On a W-2, your employer pays half of the 15.3% Social Security and Medicare tax; only the 7.65% employee share comes out of your check. On a 1099, you pay both halves yourself as self-employment tax. That structural shift, plus the benefits an employer typically funds, is why a 1099 offer has to be meaningfully larger than a salary to net the same amount.
What does the famous 'multiply your salary by 1.3' rule really reflect?
It bundles two things: the extra employer-side payroll tax you take on as a contractor, and the benefits and paid time off you now have to fund yourself. The tax part is exact math, and this calculator computes it for your actual numbers instead of a rounded rule of thumb. The benefits part varies by job, so the calculator takes it as an input rather than guessing.
What counts as the value of W-2 benefits?
Anything the employer pays that you would have to buy yourself as a contractor: the employer's share of health, dental, and vision premiums, the 401(k) match, employer HSA contributions, and life or disability coverage. Paid time off belongs here too if the contract role pays only for hours worked. Add up the annual dollar value and enter the total.
Does the calculator include state income tax?
No, it is federal only. State income tax usually affects both offers similarly since most states tax wages and self-employment income at the same rates, but some states add entity fees or local business taxes on the 1099 side. Check your state's rules if the comparison is close.
What about the QBI deduction?
The qualified business income deduction can let contractors deduct up to 20% of qualified business income, which usually helps the 1099 side. It is not modeled here because it phases out and changes character with total taxable income, filing status, and the type of work. If you expect to qualify, the 1099 side will look somewhat better than this calculator shows.
Can I just choose whether to be a 1099 contractor or W-2 employee?
No. Worker classification is determined by the facts of the relationship, not by preference or even by what the contract says. The IRS looks at behavioral control, financial control, and the nature of the relationship. If a company controls how, when, and where you work, you are likely an employee regardless of what the paperwork calls you.
Do contractors have to pay quarterly estimated taxes?

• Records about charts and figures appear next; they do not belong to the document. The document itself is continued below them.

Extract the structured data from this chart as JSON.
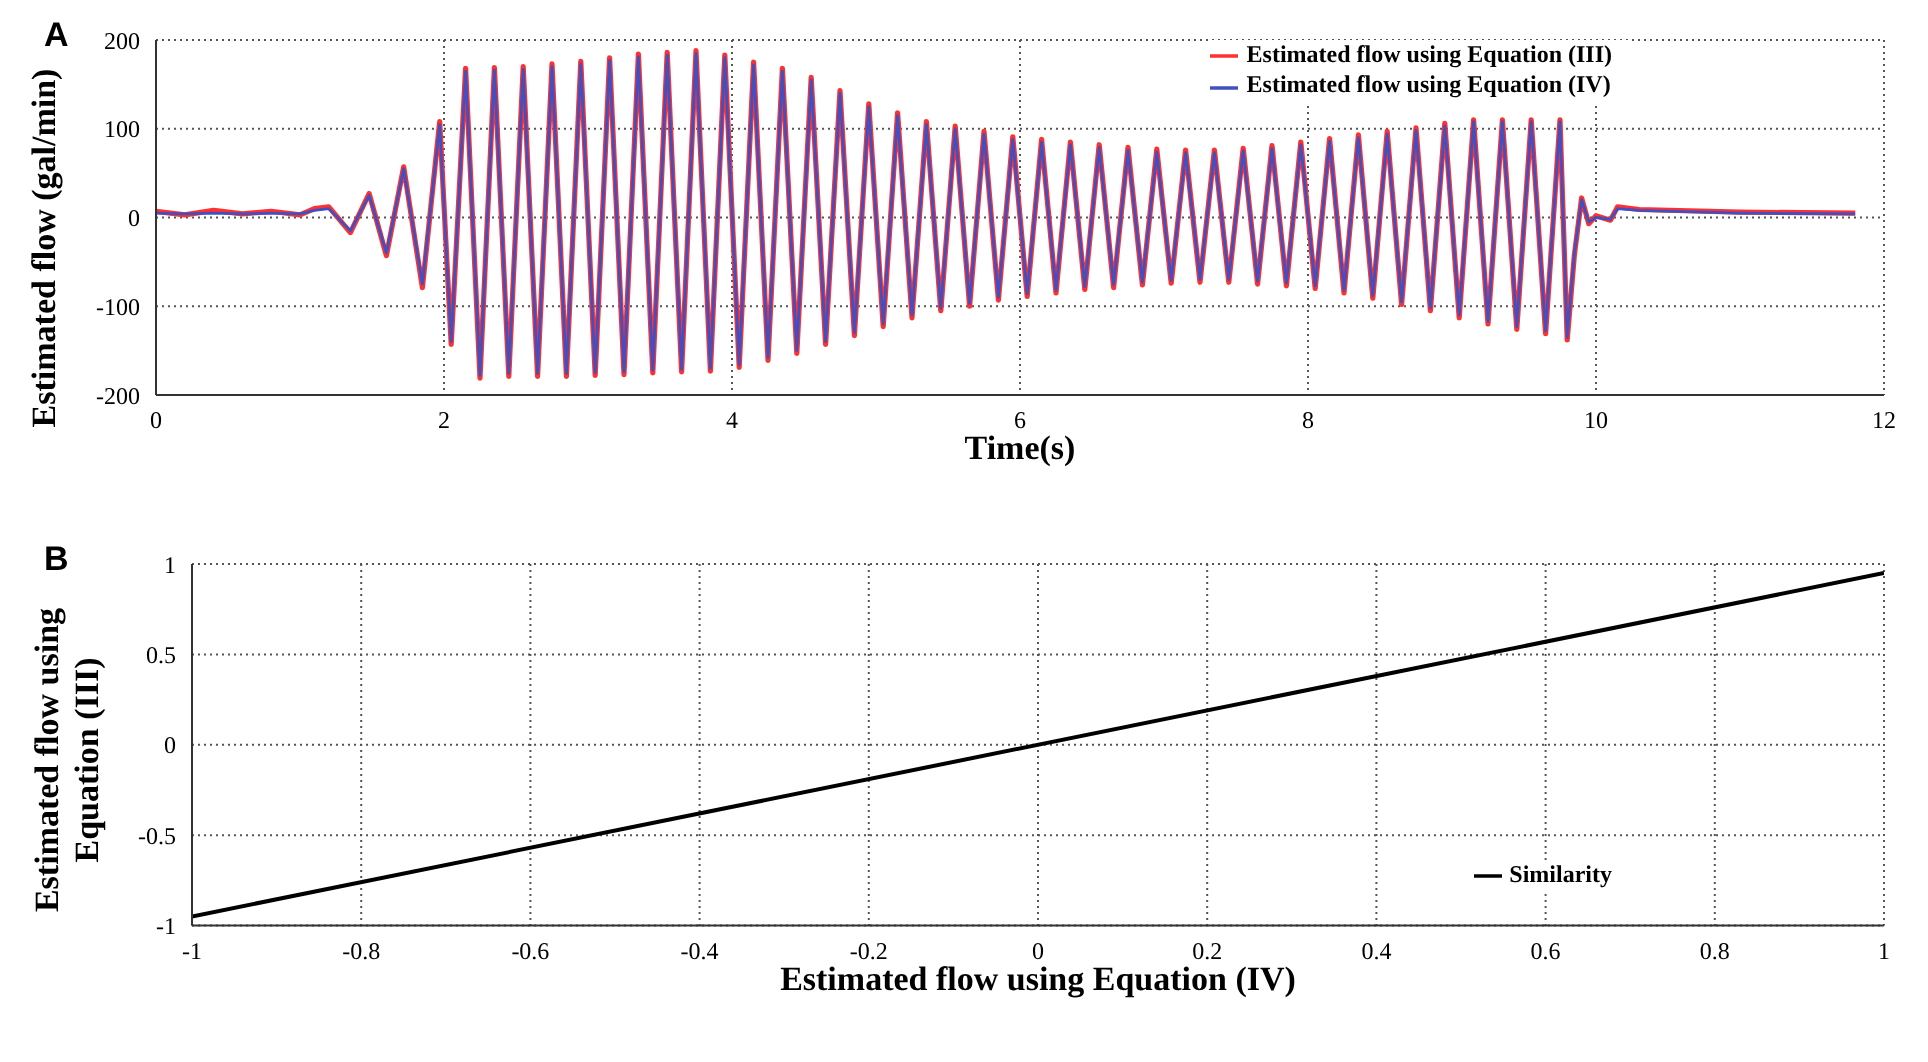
{
  "chart_data": [
    {
      "type": "line",
      "annotations": [
        "A"
      ],
      "xlabel": "Time(s)",
      "ylabel": "Estimated flow (gal/min)",
      "xlim": [
        0,
        12
      ],
      "xticks": [
        0,
        2,
        4,
        6,
        8,
        10,
        12
      ],
      "ylim": [
        -200,
        200
      ],
      "yticks": [
        -200,
        -100,
        0,
        100,
        200
      ],
      "grid": true,
      "legend": "top right",
      "line_style": "solid",
      "series": [
        {
          "name": "Estimated flow using Equation (III)",
          "color": "#ff3030",
          "x": [
            0,
            0.2,
            0.4,
            0.6,
            0.8,
            1.0,
            1.1,
            1.2,
            1.35,
            1.48,
            1.6,
            1.72,
            1.85,
            1.97,
            2.05,
            2.15,
            2.25,
            2.35,
            2.45,
            2.55,
            2.65,
            2.75,
            2.85,
            2.95,
            3.05,
            3.15,
            3.25,
            3.35,
            3.45,
            3.55,
            3.65,
            3.75,
            3.85,
            3.95,
            4.05,
            4.15,
            4.25,
            4.35,
            4.45,
            4.55,
            4.65,
            4.75,
            4.85,
            4.95,
            5.05,
            5.15,
            5.25,
            5.35,
            5.45,
            5.55,
            5.65,
            5.75,
            5.85,
            5.95,
            6.05,
            6.15,
            6.25,
            6.35,
            6.45,
            6.55,
            6.65,
            6.75,
            6.85,
            6.95,
            7.05,
            7.15,
            7.25,
            7.35,
            7.45,
            7.55,
            7.65,
            7.75,
            7.85,
            7.95,
            8.05,
            8.15,
            8.25,
            8.35,
            8.45,
            8.55,
            8.65,
            8.75,
            8.85,
            8.95,
            9.05,
            9.15,
            9.25,
            9.35,
            9.45,
            9.55,
            9.65,
            9.75,
            9.8,
            9.85,
            9.9,
            9.95,
            10.0,
            10.1,
            10.15,
            10.3,
            11.0,
            11.8
          ],
          "values": [
            7,
            3,
            8,
            4,
            7,
            3,
            10,
            12,
            -17,
            27,
            -43,
            57,
            -79,
            108,
            -143,
            168,
            -181,
            169,
            -179,
            170,
            -179,
            173,
            -179,
            176,
            -178,
            180,
            -177,
            184,
            -175,
            186,
            -174,
            188,
            -173,
            183,
            -169,
            175,
            -161,
            168,
            -153,
            158,
            -143,
            143,
            -133,
            128,
            -123,
            118,
            -113,
            108,
            -105,
            103,
            -100,
            97,
            -93,
            91,
            -89,
            88,
            -85,
            85,
            -81,
            82,
            -79,
            79,
            -76,
            77,
            -74,
            76,
            -73,
            76,
            -73,
            78,
            -75,
            81,
            -77,
            85,
            -80,
            89,
            -85,
            93,
            -91,
            97,
            -98,
            101,
            -105,
            106,
            -113,
            110,
            -120,
            110,
            -126,
            110,
            -131,
            110,
            -138,
            -42,
            22,
            -7,
            2,
            -3,
            12,
            9,
            6,
            5
          ]
        },
        {
          "name": "Estimated flow using Equation (IV)",
          "color": "#4050c0",
          "x": [
            0,
            0.2,
            0.4,
            0.6,
            0.8,
            1.0,
            1.1,
            1.2,
            1.35,
            1.48,
            1.6,
            1.72,
            1.85,
            1.97,
            2.05,
            2.15,
            2.25,
            2.35,
            2.45,
            2.55,
            2.65,
            2.75,
            2.85,
            2.95,
            3.05,
            3.15,
            3.25,
            3.35,
            3.45,
            3.55,
            3.65,
            3.75,
            3.85,
            3.95,
            4.05,
            4.15,
            4.25,
            4.35,
            4.45,
            4.55,
            4.65,
            4.75,
            4.85,
            4.95,
            5.05,
            5.15,
            5.25,
            5.35,
            5.45,
            5.55,
            5.65,
            5.75,
            5.85,
            5.95,
            6.05,
            6.15,
            6.25,
            6.35,
            6.45,
            6.55,
            6.65,
            6.75,
            6.85,
            6.95,
            7.05,
            7.15,
            7.25,
            7.35,
            7.45,
            7.55,
            7.65,
            7.75,
            7.85,
            7.95,
            8.05,
            8.15,
            8.25,
            8.35,
            8.45,
            8.55,
            8.65,
            8.75,
            8.85,
            8.95,
            9.05,
            9.15,
            9.25,
            9.35,
            9.45,
            9.55,
            9.65,
            9.75,
            9.8,
            9.85,
            9.9,
            9.95,
            10.0,
            10.1,
            10.15,
            10.3,
            11.0,
            11.8
          ],
          "values": [
            5,
            4,
            5,
            4,
            5,
            4,
            8,
            10,
            -15,
            25,
            -40,
            55,
            -75,
            105,
            -140,
            165,
            -178,
            166,
            -176,
            167,
            -176,
            170,
            -176,
            173,
            -175,
            177,
            -174,
            181,
            -172,
            183,
            -171,
            185,
            -170,
            180,
            -166,
            172,
            -158,
            165,
            -150,
            155,
            -140,
            140,
            -130,
            125,
            -120,
            115,
            -110,
            105,
            -102,
            100,
            -97,
            94,
            -90,
            88,
            -86,
            85,
            -82,
            82,
            -78,
            79,
            -76,
            76,
            -73,
            74,
            -71,
            73,
            -70,
            73,
            -70,
            75,
            -72,
            78,
            -74,
            82,
            -77,
            86,
            -82,
            90,
            -88,
            94,
            -95,
            98,
            -102,
            103,
            -110,
            108,
            -117,
            108,
            -123,
            108,
            -128,
            108,
            -135,
            -40,
            20,
            -5,
            0,
            -2,
            10,
            8,
            5,
            4
          ]
        }
      ]
    },
    {
      "type": "line",
      "annotations": [
        "B"
      ],
      "xlabel": "Estimated flow using Equation (IV)",
      "ylabel": "Estimated flow using Equation (III)",
      "xlim": [
        -1,
        1
      ],
      "xticks": [
        -1,
        -0.8,
        -0.6,
        -0.4,
        -0.2,
        0,
        0.2,
        0.4,
        0.6,
        0.8,
        1
      ],
      "ylim": [
        -1,
        1
      ],
      "yticks": [
        -1,
        -0.5,
        0,
        0.5,
        1
      ],
      "grid": true,
      "legend": "bottom right",
      "line_style": "solid",
      "series": [
        {
          "name": "Similarity",
          "color": "#000000",
          "x": [
            -1,
            1
          ],
          "values": [
            -0.95,
            0.95
          ]
        }
      ]
    }
  ]
}
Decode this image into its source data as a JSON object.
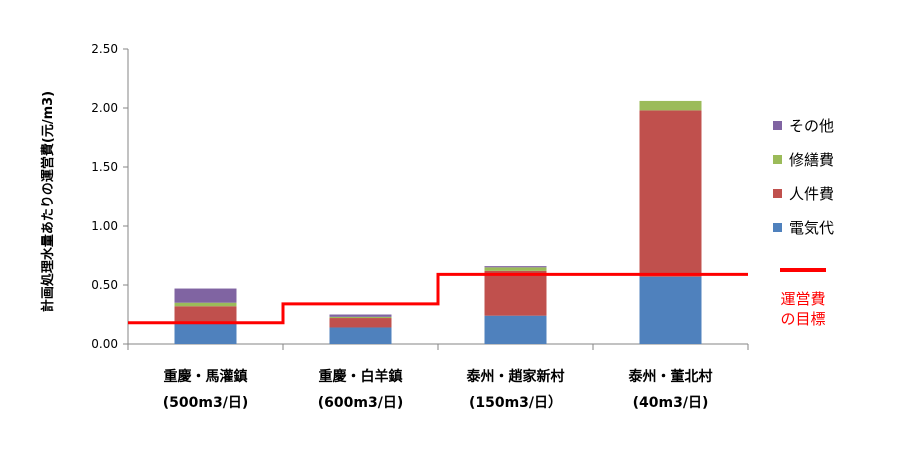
{
  "chart_data": {
    "type": "bar",
    "stacked": true,
    "categories": [
      [
        "重慶・馬灌鎮",
        "(500m3/日)"
      ],
      [
        "重慶・白羊鎮",
        "(600m3/日)"
      ],
      [
        "泰州・趙家新村",
        "(150m3/日）"
      ],
      [
        "泰州・董北村",
        "(40m3/日)"
      ]
    ],
    "series": [
      {
        "name": "電気代",
        "color": "#4f81bd",
        "values": [
          0.17,
          0.14,
          0.24,
          0.57
        ]
      },
      {
        "name": "人件費",
        "color": "#c0504d",
        "values": [
          0.15,
          0.08,
          0.38,
          1.41
        ]
      },
      {
        "name": "修繕費",
        "color": "#9bbb59",
        "values": [
          0.03,
          0.01,
          0.03,
          0.08
        ]
      },
      {
        "name": "その他",
        "color": "#8064a2",
        "values": [
          0.12,
          0.02,
          0.01,
          0.0
        ]
      }
    ],
    "target": {
      "label": [
        "運営費",
        "の目標"
      ],
      "color": "#ff0000",
      "values": [
        0.18,
        0.34,
        0.59,
        0.59
      ]
    },
    "ylabel": "計画処理水量あたりの運営費(元/m3)",
    "ylim": [
      0,
      2.5
    ],
    "yticks": [
      "0.00",
      "0.50",
      "1.00",
      "1.50",
      "2.00",
      "2.50"
    ],
    "grid": false,
    "legend_position": "right"
  }
}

Generally yes. No one withholds tax from 1099 pay, so the IRS expects four estimated payments a year once you expect to owe $1,000 or more. Missing them triggers an underpayment penalty that works like interest. Budgeting the quarterly amount is part of the real cost of going 1099.
Is the Additional Medicare Tax included?
No. The 0.9% Additional Medicare Tax applies to wages and self-employment income above $200,000 for single filers ($250,000 married filing jointly), and it hits both W-2 and 1099 income above those thresholds. Below them it does not affect the comparison at all; above them, both sides owe it.